Editorial: New Beginnings
Ahh the beginning of another school year! What adventures and new growth these days can bring to all.
As a student, you start with a new beginning to make changes, grow and learn new things. By the end of that first day, you have learned who your teacher is, the class goals and who is in your class. The rules are different as you grow up and go into the next grade. They are more challenging and the world expects more out of you. It is a new chance to make new friends while keeping the old. I personally remember how scary all of this can be.
For a parent, it is a new beginning to help your child maneuver through the ups and downs of a new grade, new friends, and how to help them achieve goals – and reach for new ones that your child did not see before. It is also a time to reassure them of their unique qualities, strengths and that they are amazing individuals. You don’t want that tampered with, just enhanced.
My child is in 4th grade. Times have changed since I was at Coleman in 4th grade. Not all for the good.
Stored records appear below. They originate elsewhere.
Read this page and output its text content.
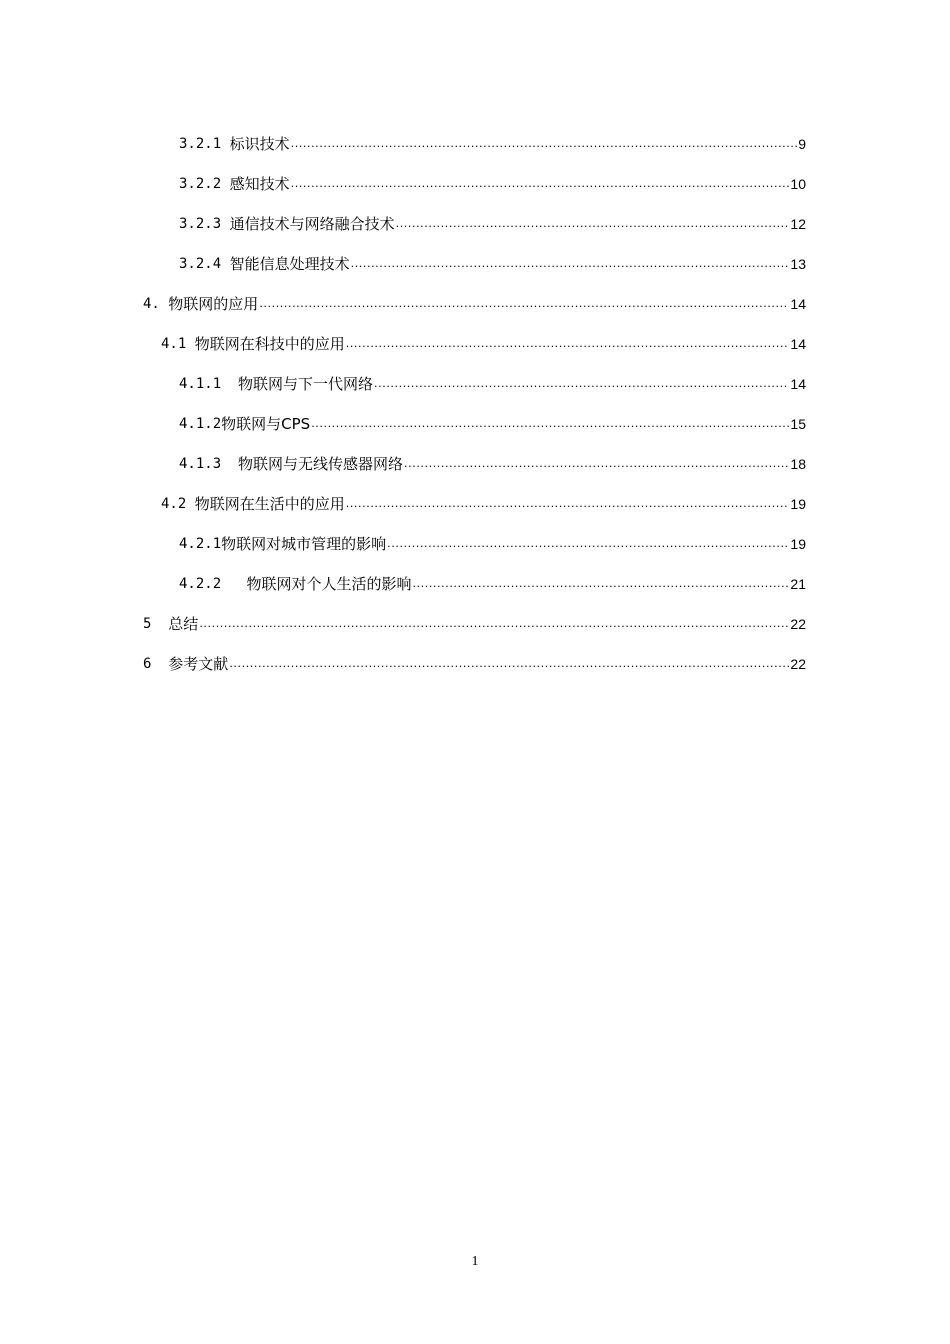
3.2.1 标识技术 .....	9
3.2.2 感知技术 .....	10
3.2.3 通信技术与网络融合技术 .....	12
3.2.4 智能信息处理技术 .....	13
4. 物联网的应用 .....	14
4.1 物联网在科技中的应用 .....	14
4.1.1 物联网与下一代网络 .....	14
4.1.2 物联网与CPS .....	15
4.1.3 物联网与无线传感器网络 .....	18
4.2 物联网在生活中的应用 .....	19
4.2.1 物联网对城市管理的影响 .....	19
4.2.2 物联网对个人生活的影响 .....	21
5 总结 .....	22
6 参考文献 .....	22
1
What makes me nervous is the need to have those conversations about drugs and alcohol. Maybe I was naive back then and too busy to be aware of any issues with my friends. Kids all around the country are getting into drugs and alcohol younger and younger. Parents are not blameless. They need to keep their eyes and ears open for changes in their child’s life.
A lot of parents today are “helicopter” or “lawnmower” moms and dads. These types of parents coddle their children so much that they don’t know how to make decisions on their own. These types of parents play a significant role in kids making poor choices.
I’ve witnessed these types of parents telling their kids what to choose and do – including kids younger than mine. When some of these kids are given a choice, they’ll do what their friends do, or what sounds good. That doesn’t necessarily mean it’s a good choice.
What can make the difference? Parents being active in kids’ lives and not busy trying to be their best friends. Especially in elementary school and high school, parents need to hear and see what is going on. They have to be strong role models.
Circling back to the new school year being a great time for new beginnings, ask yourself – when you were a kid did you bike / walk everywhere? Did you scrape your knee and just brush it off? Do you remember riding to your friend’s house alone to play for hours?
If you remember days like that … just being a kid … take a look at how you are with your kids. Do they go off and entertain themselves with some friends? Do they want to ride to the pool or downtown to see their friends? If so, congrats – you have the beginnings of an independent kid. If not, maybe take the first week of school to look at making some changes so your child will flourish in today’s world – on their own.